Wie eine Träne im Ozean

Aus einem jungen Goldfisch soll ein leidenschaftlicher Menschenretter werden: Andrew Davis’ nasses Rettungsschwimmerdrama „The Guardian – Jede Sekunde zählt“

Mayday, mayday! Kevin Costner und Ashton Kutcher retten Menschen in Seenot. In Andrew Davis’ neuem Actionfilm „The Guardian – Jede Sekunde zählt“ hält der alte Rettungsschwimmer Ben Randall (Kevin Costner) den Rekord: An die 200 verloren geglaubte Seelen hat er aus den computeranimierten Fluten gezogen. Dazu trägt der graumelierte Held Schwimmweste, Wollmütze, Helm und Schnorchel und seilt sich von Helikoptern über dem wilden Beringmeer in die eiskalte Tiefe ab. Bei diesen spektakulären Einsätzen riskiert er Kopf und Kragen, sehr zum Ärger seiner Frau. Randall paddelt lieber durch die tosende See, als den Lebensabend mit ihr zu verbringen.

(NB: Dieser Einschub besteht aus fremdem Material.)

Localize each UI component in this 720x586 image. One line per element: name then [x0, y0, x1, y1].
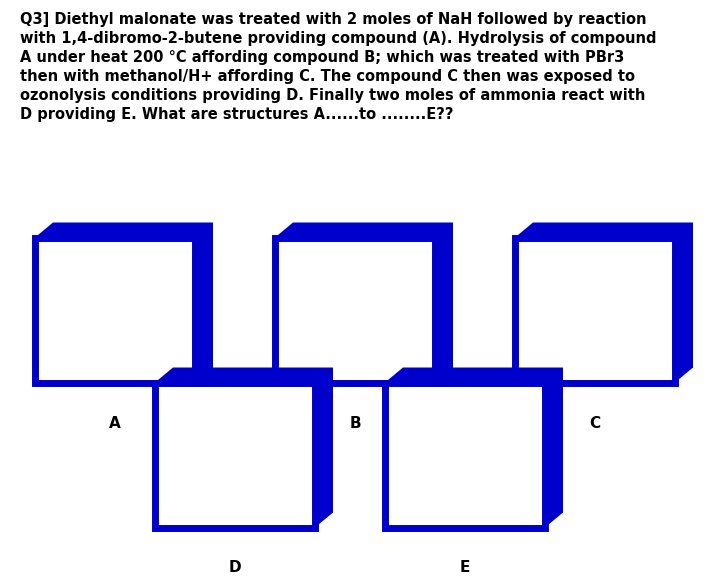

Dafür muss er bitter bezahlen. Bei einem Rettungseinsatz stürzt der Helikopter mit Randalls Team in einer gewaltigen Explosion ins Wasser. Der alte Rettungsschwimmer ist der einzige Überlebende. Fortan kämpft er mit Gewissensbissen, hat Albträume, und seine Frau verlässt ihn. Ein Vorgesetzter suspendiert ihn vorübergehend vom Dienst: „Weißt du, du kannst nicht immer der im Wasser sein.“

Randall knurrt, bevor er als Ausbilder nach Elizabeth City geschickt wird. An der Coast Guard Rescue School soll er die Besten der Besten trainieren, darunter den jungen Schwimmchampion Jake Fischer, genannt „Goldfisch“ (Ashton Kutcher). Im Pool werden die jungen Männer und eine Alibifrau auf ihre Tauglichkeit getestet. Die Bedingungen sind hart. Wie bei „Big Brother“ wird immer wieder mal einer unter Tränen nach Hause geschickt. Zu Beginn machen die Ausbildungsszenen Spaß: Unterwasseraufnahmen, Turmspringen, Training. Zwischendurch wird gepredigt: „Wenn Hurrikane die US-Navy lahmlegen, dann gehen wir raus!“

Die Navy und die Rettungsschwimmer mögen sich nicht. Die Navy lacht die „Paddler und Piraten“ aus. In der kleinen Bar in Elizabeth City geben sich die muskulösen Männer beider Lager eins auf die Rübe. Die Abgrenzung der schwimmenden Hähne wird im Schulzimmer an die Küken weitergegeben, etwa wenn die Schwimmausbilder ihren Sprösslingen sagen: „Ihr kriegt die Chance, Leben zu retten!“ Doch die Trennlinie zwischen Navy und Rettungsschwimmern zu ziehen, fällt der Zuschauerin schwer, besonders wenn sich die ausbildenden Glatzen der Schwimmakademie die Seele aus dem Leib schreien. Man wünscht sich nichts sehnlicher als einen Außeneinsatz, eine anständige Explosion.

Randall prügelt sich mit der Navy, bricht hin und wieder die orthodoxen Ausbildungsmethoden, und aus dem eingebildeten jungen Goldfisch wird irgendwann natürlich ein leidenschaftlicher Rettungsschwimmer. Das geht nicht ohne Tränen, die Asthon Kutcher in einem kleinen Meer vergießt.

Nach der langen Ausbildung ist es so weit: Der Regisseur Andrew Davis („The Fugitive“, „Collateral Damage“) lässt wieder Helikopter in die Lüfte schwingen, Winde brausen und Wellen hochgehen. Der alte und der junge Held hängen am selben Strick und retten Leben. Den Rest übernimmt die See.

ARIANE VON GRAFFENRIED

„The Guardian – Jede Sekunde zählt“, Regie: Andrew Davis, mit Ashton Kutcher, Kevin Costner u. a., USA 2006, 139 Min.